And other people can, in whatever languages they use, they can also use that. And I think you said something quite interesting about, like, I know that under the hood, when I'm coding in Python, really something's being compiled down to some kind of like assembly. As for example, but I know that when I was using my, I'm using a MacBook right now, which has a Mac chip, and previously I had like an Intel Mac.

And then I had all these problems because there's different bits of, there's different architecture that these have. And I know that when I'm pushing code into say cloud sometimes. I'll be told that, "Oh, this doesn't work because you're not using an Intel machine." How does this relate there? Because it sounded like there was one kind of binary to like rule them all.

But I'm, I'm not, is it really like that? That sounds kind of quite helpful. And I'm, I would appreciate that, but that sounds a bit too good to be true, basically.

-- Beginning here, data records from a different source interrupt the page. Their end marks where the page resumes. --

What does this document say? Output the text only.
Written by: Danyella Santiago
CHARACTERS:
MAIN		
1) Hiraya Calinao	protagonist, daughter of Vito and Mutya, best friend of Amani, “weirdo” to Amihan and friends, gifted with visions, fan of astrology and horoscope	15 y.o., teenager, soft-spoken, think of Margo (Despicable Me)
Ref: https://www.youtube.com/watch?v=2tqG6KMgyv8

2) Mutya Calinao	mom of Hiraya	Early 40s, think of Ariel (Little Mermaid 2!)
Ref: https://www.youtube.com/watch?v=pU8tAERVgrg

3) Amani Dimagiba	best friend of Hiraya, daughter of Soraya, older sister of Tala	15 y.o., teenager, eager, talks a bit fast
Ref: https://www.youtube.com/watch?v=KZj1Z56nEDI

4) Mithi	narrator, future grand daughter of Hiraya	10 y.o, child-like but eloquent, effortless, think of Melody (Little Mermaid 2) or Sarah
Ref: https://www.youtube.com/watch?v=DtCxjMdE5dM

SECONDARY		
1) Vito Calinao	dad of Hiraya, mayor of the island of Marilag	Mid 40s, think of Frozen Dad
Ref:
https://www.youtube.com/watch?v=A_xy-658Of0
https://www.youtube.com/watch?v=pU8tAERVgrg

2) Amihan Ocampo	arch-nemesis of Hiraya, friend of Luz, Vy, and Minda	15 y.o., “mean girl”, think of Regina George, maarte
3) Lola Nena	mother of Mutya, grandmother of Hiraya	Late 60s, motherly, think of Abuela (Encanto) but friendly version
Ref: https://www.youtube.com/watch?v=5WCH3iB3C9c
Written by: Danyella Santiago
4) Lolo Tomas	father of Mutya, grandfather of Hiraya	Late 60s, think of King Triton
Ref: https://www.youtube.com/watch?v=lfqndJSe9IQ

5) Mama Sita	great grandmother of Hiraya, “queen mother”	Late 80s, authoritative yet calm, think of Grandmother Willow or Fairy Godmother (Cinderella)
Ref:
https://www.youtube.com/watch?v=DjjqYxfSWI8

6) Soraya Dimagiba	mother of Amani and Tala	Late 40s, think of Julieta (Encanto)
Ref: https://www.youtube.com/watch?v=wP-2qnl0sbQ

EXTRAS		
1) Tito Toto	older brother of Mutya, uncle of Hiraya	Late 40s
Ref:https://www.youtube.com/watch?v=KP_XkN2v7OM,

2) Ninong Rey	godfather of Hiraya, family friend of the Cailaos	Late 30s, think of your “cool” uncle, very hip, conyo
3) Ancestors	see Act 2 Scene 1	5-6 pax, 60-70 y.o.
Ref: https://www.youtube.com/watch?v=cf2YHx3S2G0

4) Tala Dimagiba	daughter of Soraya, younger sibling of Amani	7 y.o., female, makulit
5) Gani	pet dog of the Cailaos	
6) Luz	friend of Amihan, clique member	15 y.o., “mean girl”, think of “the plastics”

Kate Goldenring: I think it is good and it is true,

Chris Adams: Oh, wow.

Kate Goldenring: So, the thing about a browser is that it has to be able to run on all these different operating systems. So the code that runs in it needs to be able to do the same. And so WebAssembly, that .wasm file that you've compiled your application to, can run on pretty much the majority of operating systems and platforms.

So, Windows, Linux.

Chris Adams: I see.

Kate Goldenring: Et cetera. also like 64 architectures, ARM architectures, et cetera. You can execute that same .wasm file. And we're going back to like the people listening to this, who are passionate about green technology. This means there's no more cross builds. So if you think about how much your GitHub runners or whatever CI you're using, how they have to build everything for all these different

Chris Adams: all those

matrixes, like all for a version of Python that go, okay. All right. So you get rid of, wow. Okay. Yeah. Okay. I didn't know that hadn't actually picked up on that. And when you say this WASI thing, so if you are used to Linux or even Unix, there's this thing, idea of like POSIX compliant, right? Where

they're all going to talk to like a foster in more or less the same way. Is that kind of comparable? Was that generally the idea for that as well?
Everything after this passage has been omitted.